1) Only when the stego work undergoes certain prenegotiated manipulations, hidden messages will be correctly extracted. In subsequent discussions, the prenegotiated manipulations are media processing procedures that always cause distortions to the stego work. Note that in our digital bimplementations, the types and degrees of manipulations are carefully controlled and viewed as keys to achieve better security.
2) To extract the genuine secrets, the intended receiver will deliberately and seriously distort the marked work. But for the channel supervisor or non-intended users, the marked work is still perceptually similar to the original cover work.

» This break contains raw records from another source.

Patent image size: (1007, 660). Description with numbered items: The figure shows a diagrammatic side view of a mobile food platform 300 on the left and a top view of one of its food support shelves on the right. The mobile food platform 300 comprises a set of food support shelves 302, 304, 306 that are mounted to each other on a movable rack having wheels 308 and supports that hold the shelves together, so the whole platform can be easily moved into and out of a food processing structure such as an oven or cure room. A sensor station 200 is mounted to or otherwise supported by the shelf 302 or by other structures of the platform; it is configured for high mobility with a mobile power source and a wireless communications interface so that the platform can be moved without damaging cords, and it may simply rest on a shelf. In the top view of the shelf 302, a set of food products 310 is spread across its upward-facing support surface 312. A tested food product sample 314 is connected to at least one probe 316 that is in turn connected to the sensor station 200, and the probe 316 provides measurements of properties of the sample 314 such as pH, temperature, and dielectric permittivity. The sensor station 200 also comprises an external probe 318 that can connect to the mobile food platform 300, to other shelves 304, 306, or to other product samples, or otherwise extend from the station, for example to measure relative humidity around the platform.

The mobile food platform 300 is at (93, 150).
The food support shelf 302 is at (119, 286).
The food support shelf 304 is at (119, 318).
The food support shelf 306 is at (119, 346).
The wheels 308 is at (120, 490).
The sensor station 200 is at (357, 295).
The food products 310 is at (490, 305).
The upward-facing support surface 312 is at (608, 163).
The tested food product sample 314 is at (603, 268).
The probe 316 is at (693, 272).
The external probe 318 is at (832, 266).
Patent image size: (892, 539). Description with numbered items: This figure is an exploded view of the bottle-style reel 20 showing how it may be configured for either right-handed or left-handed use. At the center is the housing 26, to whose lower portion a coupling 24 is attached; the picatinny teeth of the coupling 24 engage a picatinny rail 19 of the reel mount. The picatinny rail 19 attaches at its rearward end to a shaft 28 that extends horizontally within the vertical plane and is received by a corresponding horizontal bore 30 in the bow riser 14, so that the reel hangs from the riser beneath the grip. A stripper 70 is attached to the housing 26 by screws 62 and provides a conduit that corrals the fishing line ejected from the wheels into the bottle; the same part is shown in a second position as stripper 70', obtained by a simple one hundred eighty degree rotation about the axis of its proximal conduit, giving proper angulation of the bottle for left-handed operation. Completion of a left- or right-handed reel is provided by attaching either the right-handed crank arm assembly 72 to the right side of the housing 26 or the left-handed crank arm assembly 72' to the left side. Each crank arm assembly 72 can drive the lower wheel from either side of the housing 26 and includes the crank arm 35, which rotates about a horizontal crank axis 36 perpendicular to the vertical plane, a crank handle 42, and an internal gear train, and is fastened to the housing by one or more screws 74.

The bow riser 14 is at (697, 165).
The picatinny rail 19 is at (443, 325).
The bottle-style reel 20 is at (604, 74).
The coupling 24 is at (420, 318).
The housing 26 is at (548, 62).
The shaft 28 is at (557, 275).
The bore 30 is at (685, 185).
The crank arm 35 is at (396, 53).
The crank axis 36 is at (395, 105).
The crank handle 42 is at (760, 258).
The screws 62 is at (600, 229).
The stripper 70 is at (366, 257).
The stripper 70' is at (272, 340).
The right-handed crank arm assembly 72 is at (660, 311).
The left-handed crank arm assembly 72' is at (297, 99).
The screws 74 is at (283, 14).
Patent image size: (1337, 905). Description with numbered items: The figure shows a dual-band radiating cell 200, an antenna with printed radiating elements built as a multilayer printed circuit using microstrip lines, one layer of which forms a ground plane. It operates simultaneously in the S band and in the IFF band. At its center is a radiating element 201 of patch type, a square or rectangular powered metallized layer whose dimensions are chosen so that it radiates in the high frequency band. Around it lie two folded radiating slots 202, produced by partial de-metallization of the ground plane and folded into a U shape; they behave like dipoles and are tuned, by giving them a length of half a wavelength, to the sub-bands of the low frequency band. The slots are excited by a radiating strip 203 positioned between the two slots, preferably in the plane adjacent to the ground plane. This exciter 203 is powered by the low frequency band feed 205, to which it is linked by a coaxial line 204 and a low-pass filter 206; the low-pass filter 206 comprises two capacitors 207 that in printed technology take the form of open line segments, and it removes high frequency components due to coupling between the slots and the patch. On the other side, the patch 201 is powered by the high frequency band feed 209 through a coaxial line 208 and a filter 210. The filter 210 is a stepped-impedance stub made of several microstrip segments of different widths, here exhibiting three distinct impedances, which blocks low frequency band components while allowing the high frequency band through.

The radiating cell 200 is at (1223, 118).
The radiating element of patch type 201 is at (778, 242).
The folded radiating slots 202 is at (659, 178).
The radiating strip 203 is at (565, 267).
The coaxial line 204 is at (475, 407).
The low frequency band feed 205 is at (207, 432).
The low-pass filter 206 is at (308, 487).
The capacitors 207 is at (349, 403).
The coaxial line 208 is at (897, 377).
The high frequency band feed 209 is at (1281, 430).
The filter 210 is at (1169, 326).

3) In the case of plausibly deniable steganography, the payloads extracted by the intended receiver will consist of both a cover message and a genuine message. The intended receiver can easily distinguish between the cover message and the genuine message because he can also extract the cover message solely. In some interesting cases, we will show that the cover message can be devised to help interpretation of the genuine messages.
Note that the idea of digital invisible ink data hiding is firstly revealed in and then briefly exploited in by the authors. In this paper, we thoroughly describe the motivation, implementations and experimental results of digital-invisible-ink
data hiding. Two major data-hiding schemes, the spread-spectrum watermarking and the quantization-based watermarking, are adopted to implement the digital invisible ink and respectively discussed in Sections II and III. In addition to implementation details and experimental results, applications and inherent
limitations of each scheme are also discussed. Section IV gives extensive discussions about plausible deniability and illustrates the superiority of the digital-invisible-ink methodology. Section V concludes this paper and states our future work.